Bergapten exhibits antitumor effects on DMBA-induced oral squamous cell carcinoma via anti-inflammatory and apoptotic activities in hamsters by inhibiting NF-кB and PI3K/Akt/mTOR pathways

Oral squamous cell cancer (OSCC) is a major cause of death in developing nations. Chemoprevention could be an effective approach for averting buccal mucosa carcinoma. Bergapten (BG) is a known furanocoumarin, a natural psoralen derivative extracted from several types of citrus and bergamot oil, which has exhibited anti-inflammatory, anticancer, and apoptotic properties.
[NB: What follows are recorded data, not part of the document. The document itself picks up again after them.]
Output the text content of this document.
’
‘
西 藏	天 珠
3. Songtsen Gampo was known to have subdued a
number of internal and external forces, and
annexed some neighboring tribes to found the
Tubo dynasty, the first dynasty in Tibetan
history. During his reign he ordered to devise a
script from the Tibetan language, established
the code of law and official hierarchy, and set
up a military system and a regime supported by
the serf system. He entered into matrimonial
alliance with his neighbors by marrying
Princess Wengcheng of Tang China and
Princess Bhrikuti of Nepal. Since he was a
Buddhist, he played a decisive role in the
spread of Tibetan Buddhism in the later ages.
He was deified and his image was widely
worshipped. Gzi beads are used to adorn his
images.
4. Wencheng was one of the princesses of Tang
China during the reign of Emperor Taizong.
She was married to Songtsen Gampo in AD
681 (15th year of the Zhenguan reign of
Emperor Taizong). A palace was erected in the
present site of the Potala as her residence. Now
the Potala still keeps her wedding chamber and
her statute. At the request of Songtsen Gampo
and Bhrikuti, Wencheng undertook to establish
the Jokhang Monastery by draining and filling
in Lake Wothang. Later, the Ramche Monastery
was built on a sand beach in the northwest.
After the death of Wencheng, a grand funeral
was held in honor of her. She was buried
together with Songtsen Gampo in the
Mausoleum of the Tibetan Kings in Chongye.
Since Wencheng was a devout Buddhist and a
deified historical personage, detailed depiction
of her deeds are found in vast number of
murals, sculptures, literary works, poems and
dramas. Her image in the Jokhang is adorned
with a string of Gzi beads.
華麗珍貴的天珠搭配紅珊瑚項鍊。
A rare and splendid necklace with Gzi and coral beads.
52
This current research investigates the chemopreventive efficacy of BG against 7,12 dimethylbenz(a)anthracene (DMBA)-induced hamster buccal pouch carcinogenesis (HBPC). OSCC was developed by painting DMBA (0.5%) in the HBP for 10 weeks and administering the effective dosages of BG (25 and 50 mg/kg bw) for 14 weeks. We investigate the tumor incidence, tumor burden, lipid peroxidation (LPO), antioxidants, xenobiotic enzymes, body weight changes, histopathological changes (H&E and PAS), immunohistochemistry, and quantitative real-time polymerase reaction (qRT-PCR) analysis. Administration of BG (25 and 50 mg/kg bw) dose-dependently inhibited (p < 0.05) tumor incidence and tumor burden and reversed the levels of the LPO, antioxidants, hepatic xenobiotic enzymes, body weight loss, and biochemical markers in the DMBA-stimulated hamsters. Furthermore, BG expressively elevated pro-apoptotic enzyme expressions (Bax, caspase-9, and caspase-3), while attenuating the B-cell lymphoma/leukemia type 2 (Bcl-2), inflammatory cytokines, and PI3K/Akt/mTOR signalling. These outcomes propose that BG employs chemopreventive and anticancer activity in DMBA-induced OSCC by triggering intrinsic apoptosis via repressing downstream inflammatory signalling cascades.